After ex-Mayor Vince Gray awarded Roadside and Sorg a bid on the last business day of his administration, Mayor Muriel Bowser ordered a review of the proposal. Her administration re-awarded the project to Roadside and Sorg in April 2015, provided that it would contain three times as much affordable housing as originally planned in order to comply with a new law regulating development of public land. In a statement, Deputy Mayor Brian Kenner says it’s “unfortunate” the deal wasn’t realized, adding that his office will “work with urgency to move this project forward.” “It’s what the residents have asked for and what they deserve,” Kenner says.

In an interview, Richard Lake, a founding partner at Roadside, rejects characterizations that his firm and Sorg “walked away” from the agreement, explaining that developers and the District simply could not “bridge differences” regarding the project’s financing. He notes that the team sunk more than $100,000 into the proposal’s design, environmental testing, and negotiations with the administration, contending that Roadside “feels very good about our effort.” In Lake’s telling, the Grimke School had serious infrastructure and integrity issues he was surprised to discover, and future profit on the site was limited by the affordable housing requirements and nonprofit tenants.

Officials at DMPED counter that Roadside had access to the building for months, and it was the company’s own idea to redevelop the school into a cultural center. Lake says he did not “have all the data [he] needed until late in the game,” though maintains that the building ought to be redeveloped after it is fully “stabilized, secured, and cleaned.”

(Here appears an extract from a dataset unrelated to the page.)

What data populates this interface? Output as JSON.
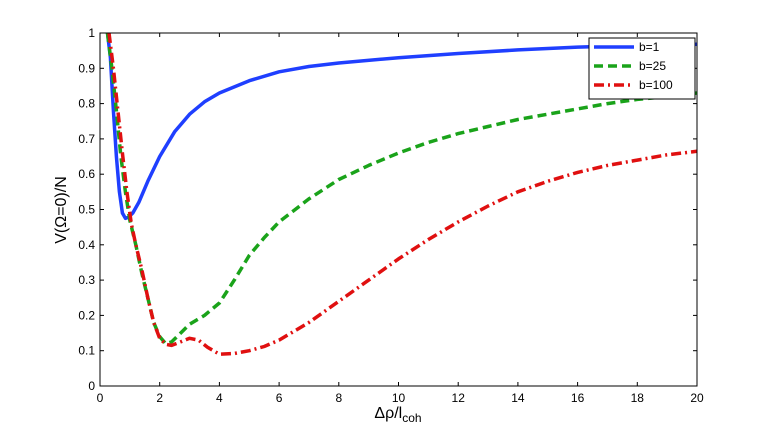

“The biggest concern is that there’s no place to pass on extraordinarily high costs,” Lake says. “The property has significant negative appraisal value. I could not pass costs to nonprofits [in a project of this size]. We did not want to get into a situation where we continued to go down this path and could not deliver the project to the community.”

“Sometimes, transaction deals die,” he continues. “I don’t begrudge. I wish it went better.”

Ward 1 Councilmember Brianne Nadeau, who served on ANC 1B almost a decade ago, says in a statement that she remains “deeply committed to moving the redevelopment of Grimke forward quickly, and in a way that reflects the priorities of the community.” “We have all been waiting long enough for this project to move forward,” Nadeau adds.

Meanwhile, DMPED says it expects to reopen “best and final offers” on the site within the coming weeks. Before the Gray administration selected Roadside and Sorg, two other teams had bid on the site with their own proposals. It’s likely they would have a leg up in the process. But it’s unclear whether tenants other than the African American Civil War Museum would be incorporated in whatever project emerges. The museum was included in all three initial proposals.

“This is Washington, D.C.: Everything always takes longer than you think and always costs more than you think,” reflects Frank Smith, the museum’s founding director and former Ward 1 Councilmember. “I’m disappointed we’re not going to be able to proceed with this right now. I’m shocked, really, that it didn’t go through.”

Still, Smith says, “This is just a bump in the road. This isn’t the end of the road.”